How different things are on the other side of the world. Here are a number of key negatives:


  • Chinese imports fell by the largest amount in 8 months, highlighting the weaker domestic demand conditions in the Middle Kingdom, likely as a result of the slowing real estate market


  • Japan experienced an even greater slowdown than we originally thought with GDP data revisions showing conditions are twice as bad as initially estimated. That sales tax increase in April has been a huge negative, and in light of this it’s hard to criticise Prime Minister Abe for wanting to delay any further sales tax hikes. But how do they plug the fiscal deficit? Up a smelly creek, and having to use their hands (or wishful thinking) to paddle…

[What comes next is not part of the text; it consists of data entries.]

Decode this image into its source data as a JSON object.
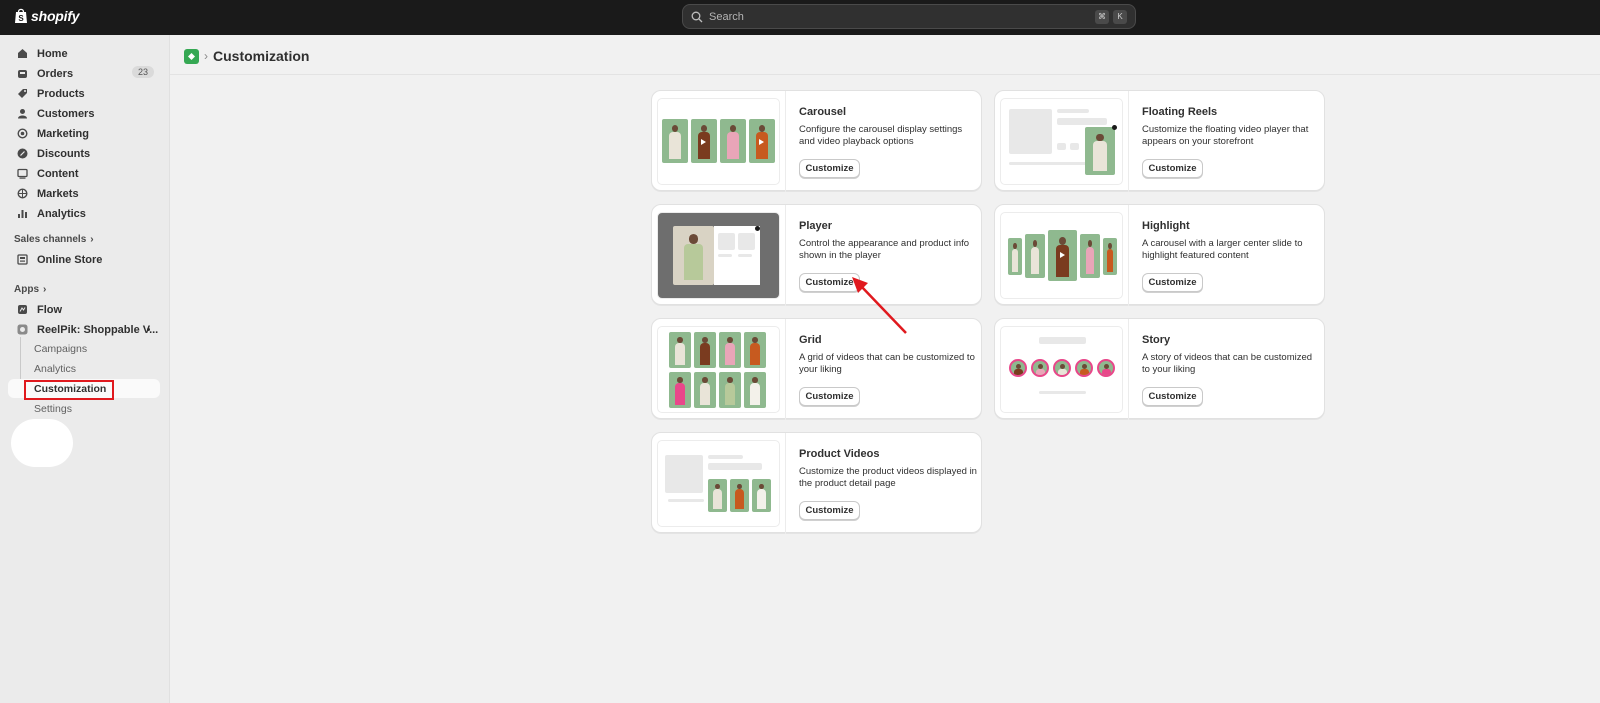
{
  "topbar": {
    "brand": "shopify",
    "search_placeholder": "Search",
    "shortcut_cmd": "⌘",
    "shortcut_key": "K"
  },
  "sidebar": {
    "items": [
      {
        "label": "Home",
        "icon": "home-icon"
      },
      {
        "label": "Orders",
        "icon": "orders-icon",
        "badge": "23"
      },
      {
        "label": "Products",
        "icon": "tag-icon"
      },
      {
        "label": "Customers",
        "icon": "person-icon"
      },
      {
        "label": "Marketing",
        "icon": "target-icon"
      },
      {
        "label": "Discounts",
        "icon": "discount-icon"
      },
      {
        "label": "Content",
        "icon": "content-icon"
      },
      {
        "label": "Markets",
        "icon": "globe-icon"
      },
      {
        "label": "Analytics",
        "icon": "bar-chart-icon"
      }
    ],
    "sales_channels_label": "Sales channels",
    "online_store_label": "Online Store",
    "apps_label": "Apps",
    "flow_label": "Flow",
    "app_name": "ReelPik: Shoppable V...",
    "app_subitems": [
      "Campaigns",
      "Analytics",
      "Customization",
      "Settings"
    ]
  },
  "header": {
    "crumb_separator": "›",
    "title": "Customization"
  },
  "cards": [
    {
      "title": "Carousel",
      "desc": "Configure the carousel display settings and video playback options",
      "button": "Customize"
    },
    {
      "title": "Floating Reels",
      "desc": "Customize the floating video player that appears on your storefront",
      "button": "Customize"
    },
    {
      "title": "Player",
      "desc": "Control the appearance and product info shown in the player",
      "button": "Customize"
    },
    {
      "title": "Highlight",
      "desc": "A carousel with a larger center slide to highlight featured content",
      "button": "Customize"
    },
    {
      "title": "Grid",
      "desc": "A grid of videos that can be customized to your liking",
      "button": "Customize"
    },
    {
      "title": "Story",
      "desc": "A story of videos that can be customized to your liking",
      "button": "Customize"
    },
    {
      "title": "Product Videos",
      "desc": "Customize the product videos displayed in the product detail page",
      "button": "Customize"
    }
  ],
  "colors": {
    "topbar_bg": "#1a1a1a",
    "annotation_red": "#e0191e",
    "app_icon_green": "#35a853"
  }
}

  • In Europe we continue to see sluggish growth, albeit better than expected with an upward revision to the data. Meanwhile the central bank is having an internal battle between those who want to accelerate monetary stimulus and others who are sceptical about its effectiveness and indeed even its legality. Not such a strong Union there!

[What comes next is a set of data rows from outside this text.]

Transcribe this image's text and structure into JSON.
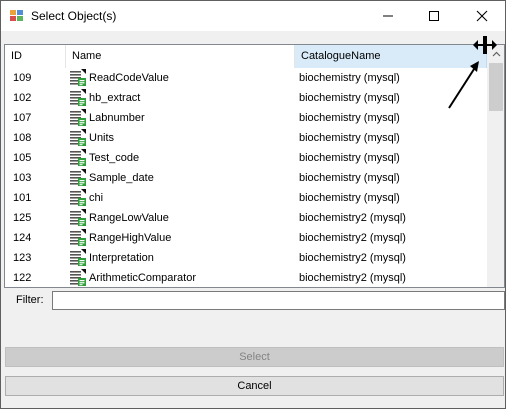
{
  "window": {
    "title": "Select Object(s)"
  },
  "table": {
    "columns": [
      "ID",
      "Name",
      "CatalogueName"
    ],
    "rows": [
      {
        "id": "109",
        "name": "ReadCodeValue",
        "catalogue": "biochemistry (mysql)"
      },
      {
        "id": "102",
        "name": "hb_extract",
        "catalogue": "biochemistry (mysql)"
      },
      {
        "id": "107",
        "name": "Labnumber",
        "catalogue": "biochemistry (mysql)"
      },
      {
        "id": "108",
        "name": "Units",
        "catalogue": "biochemistry (mysql)"
      },
      {
        "id": "105",
        "name": "Test_code",
        "catalogue": "biochemistry (mysql)"
      },
      {
        "id": "103",
        "name": "Sample_date",
        "catalogue": "biochemistry (mysql)"
      },
      {
        "id": "101",
        "name": "chi",
        "catalogue": "biochemistry (mysql)"
      },
      {
        "id": "125",
        "name": "RangeLowValue",
        "catalogue": "biochemistry2 (mysql)"
      },
      {
        "id": "124",
        "name": "RangeHighValue",
        "catalogue": "biochemistry2 (mysql)"
      },
      {
        "id": "123",
        "name": "Interpretation",
        "catalogue": "biochemistry2 (mysql)"
      },
      {
        "id": "122",
        "name": "ArithmeticComparator",
        "catalogue": "biochemistry2 (mysql)"
      }
    ],
    "row_icon": "catalogue-item-icon"
  },
  "filter": {
    "label": "Filter:",
    "value": ""
  },
  "buttons": {
    "select": "Select",
    "cancel": "Cancel"
  },
  "colors": {
    "sorted_header": "#d9ebf9",
    "icon_green": "#2e9e3a"
  }
}
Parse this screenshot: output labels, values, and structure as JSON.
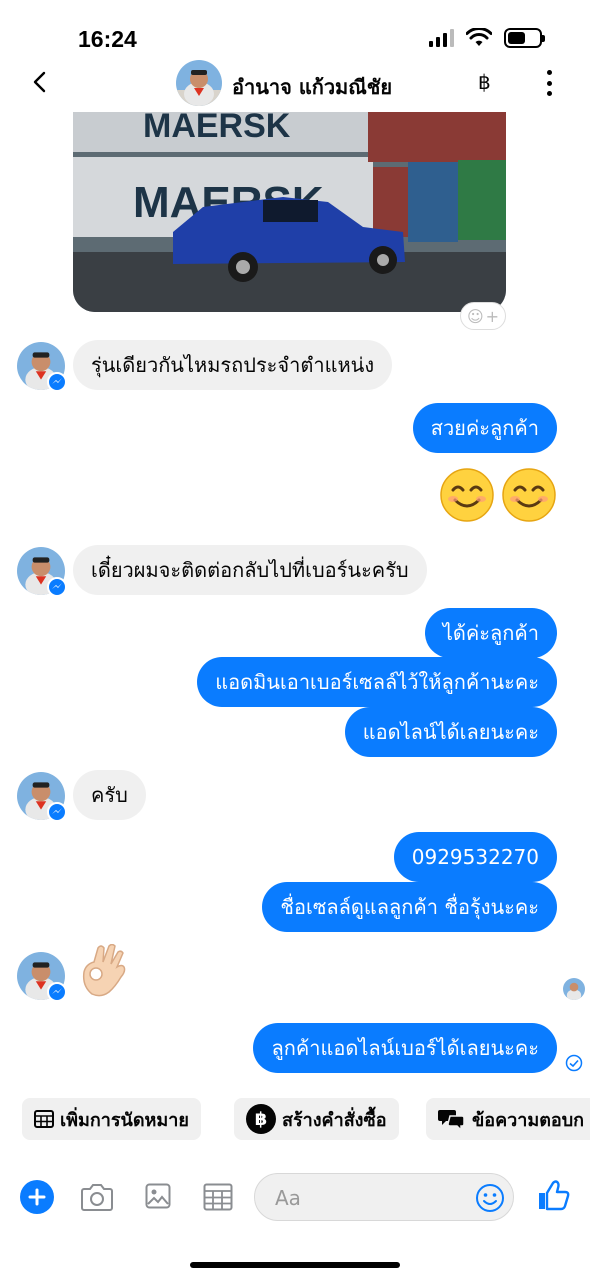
{
  "status": {
    "time": "16:24"
  },
  "header": {
    "contact_name": "อำนาจ แก้วมณีชัย",
    "currency_symbol": "฿"
  },
  "photo": {
    "text_top": "MAERSK",
    "text_bottom": "MAERSK"
  },
  "messages": [
    {
      "from": "contact",
      "text": "รุ่นเดียวกันไหมรถประจำตำแหน่ง"
    },
    {
      "from": "me",
      "text": "สวยค่ะลูกค้า"
    },
    {
      "from": "contact",
      "text": "เดี๋ยวผมจะติดต่อกลับไปที่เบอร์นะครับ"
    },
    {
      "from": "me",
      "text": "ได้ค่ะลูกค้า"
    },
    {
      "from": "me",
      "text": "แอดมินเอาเบอร์เซลล์ไว้ให้ลูกค้านะคะ"
    },
    {
      "from": "me",
      "text": "แอดไลน์ได้เลยนะคะ"
    },
    {
      "from": "contact",
      "text": "ครับ"
    },
    {
      "from": "me",
      "text": "0929532270"
    },
    {
      "from": "me",
      "text": "ชื่อเซลล์ดูแลลูกค้า ชื่อรุ้งนะคะ"
    },
    {
      "from": "me",
      "text": "ลูกค้าแอดไลน์เบอร์ได้เลยนะคะ"
    }
  ],
  "quick_replies": [
    {
      "label": "เพิ่มการนัดหมาย",
      "icon": "calendar-icon"
    },
    {
      "label": "สร้างคำสั่งซื้อ",
      "icon": "baht-circle-icon"
    },
    {
      "label": "ข้อความตอบก",
      "icon": "chat-bubbles-icon"
    }
  ],
  "composer": {
    "placeholder": "Aa"
  },
  "colors": {
    "accent": "#0a7cff",
    "incoming_bg": "#f0f0f0"
  }
}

  • In Emerging Markets resource rich currencies are under severe pressure. The South African rand is as weak as it’s been since the peak of the global financial crisis in 2008; the Mexican peso has blown through key technical levels and looks set to test new lows in the months ahead; I’m almost bored telling you about the Russian rouble and Nigerian naira, but you should be in no doubt that they are in the accident and emergency ward as well; and that brings me to the Chinese yuan.. this is not a resource exposed currency, but it has weakened significantly today, I don’t know if this is the start of something but we need to pay attention. If this is a response to Japanese yen weakness we may all be in trouble. Currency wars benefit no one.

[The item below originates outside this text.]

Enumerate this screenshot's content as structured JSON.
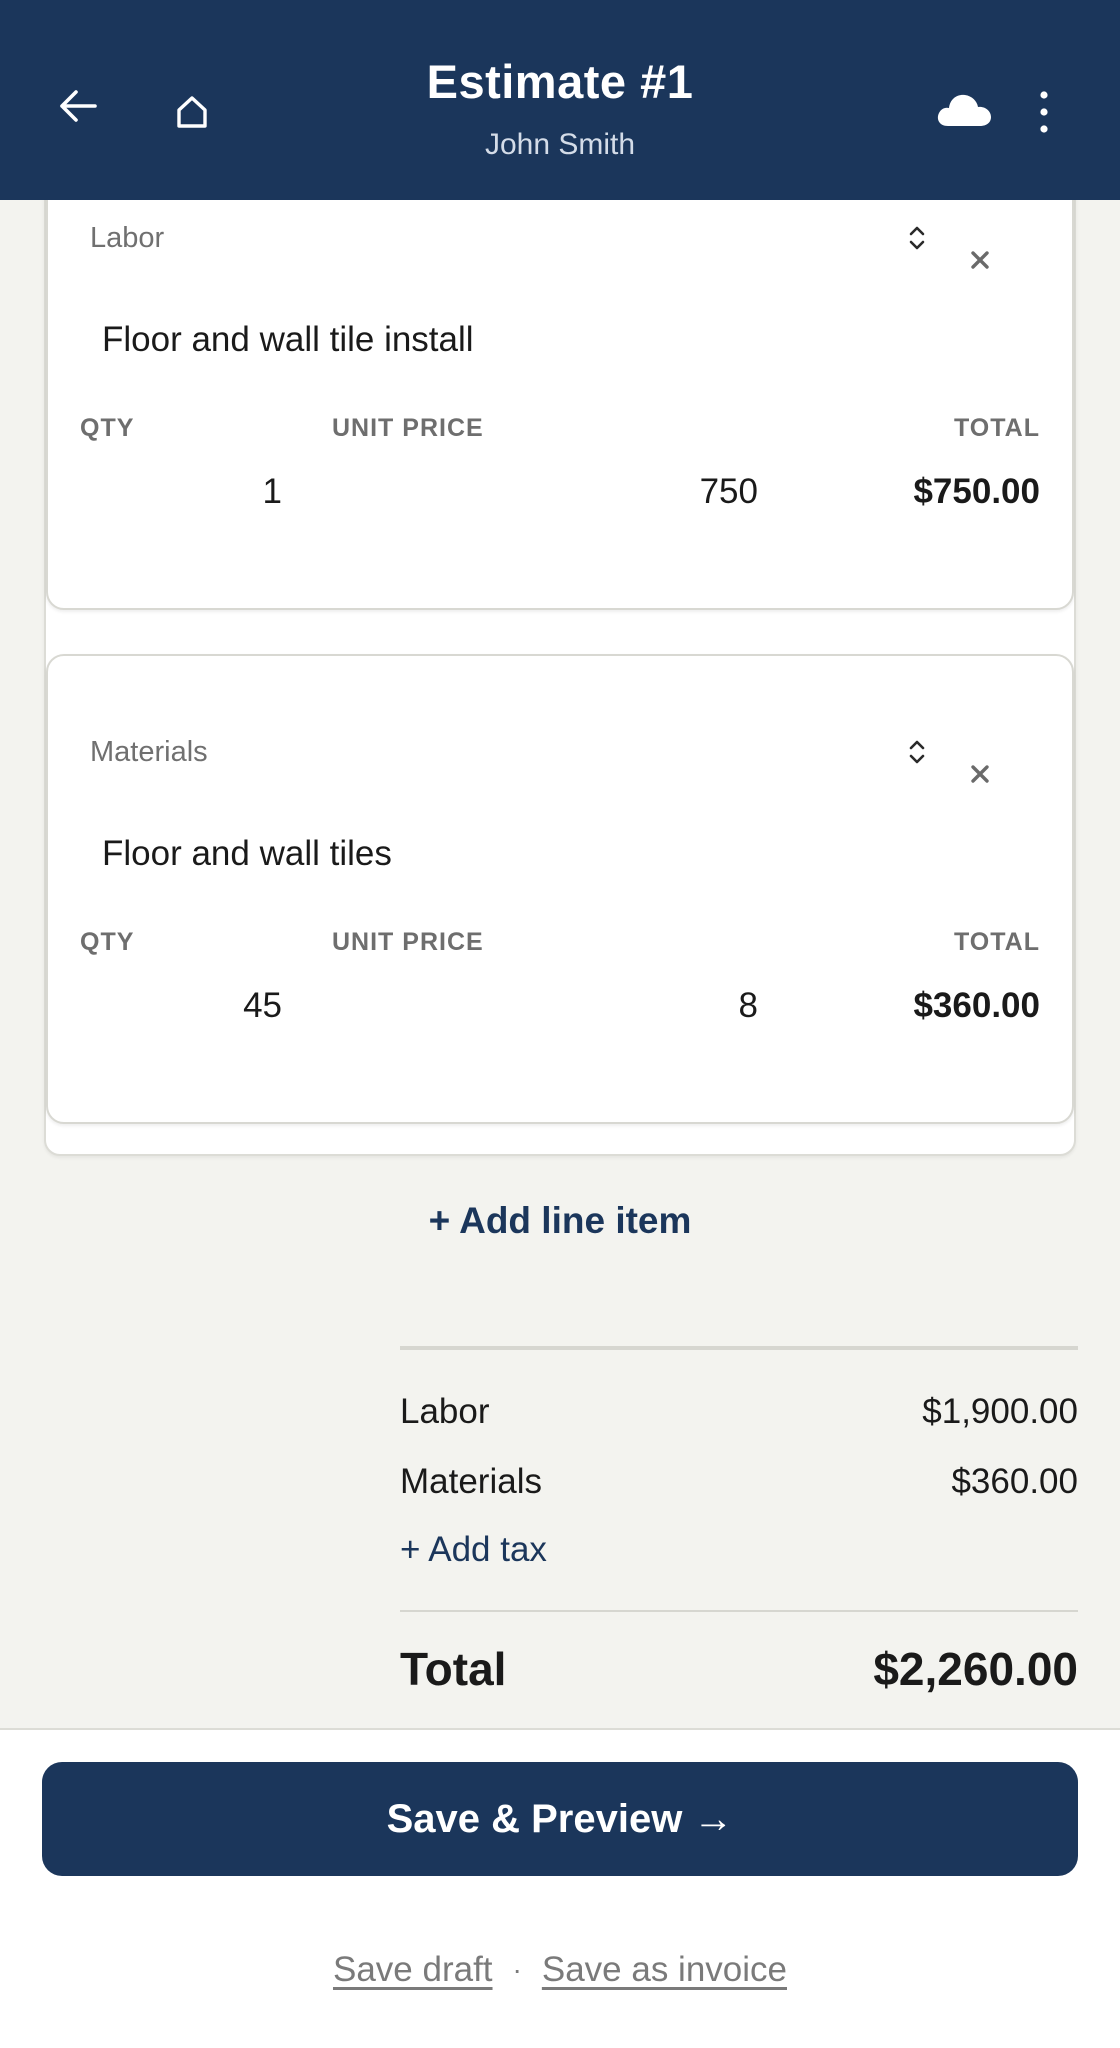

I don’t know how long risk markets can stay cheerful, but I’m guessing performance chasing equity portfolio managers could be in career saving mode right now. They could keep buying until the end of December, but here’s the thing.. if that is what is happening then we could be in for a nasty reversal at the start of January, it’s happened before. They’ll be buying to get a kick in performance to boost their calendar year performance, and they’ll stop as soon as the calendar year is over, leaving the markets to reverse as their marginal buying disappears. When those types of moves occur “experts” will pop out of the woodwork and assign “reasons” for the correction. Sometimes those prognostications create their own reality, and it could set off some disorderly activity in other markets. Please understand, this is entirely my conjecture, but we have seen similar scenarios in the past. What concerns me is that aggressive corrections might infect emerging markets and spark crises in countries which are probably already close to the brink.


Today is very light on the data front. We’ve already seen negative inflation in Switzerland, and disappointing retail sales, there’s not much else to see. We continue to remain constructive on the US dollar against most currencies. I’m a bit unclear about where the Japanese yen goes from here, the technicals suggest USD/JPY is in a very mature phase in its bull trend, and I continue to think the next significant move might be towards some yen appreciation, as I’ve said before trends need to rest occasionally in order to sustain in the longer term. For that reason I am more bearish about the prospects for the other major currencies in comparison with the yen, which doesn’t mean I don’t have grave concerns for Japan and its currency in the months ahead. The clear path over the next few days seems to me to be euro weakness. We shall see. As always we will tweet during the day if events merit it.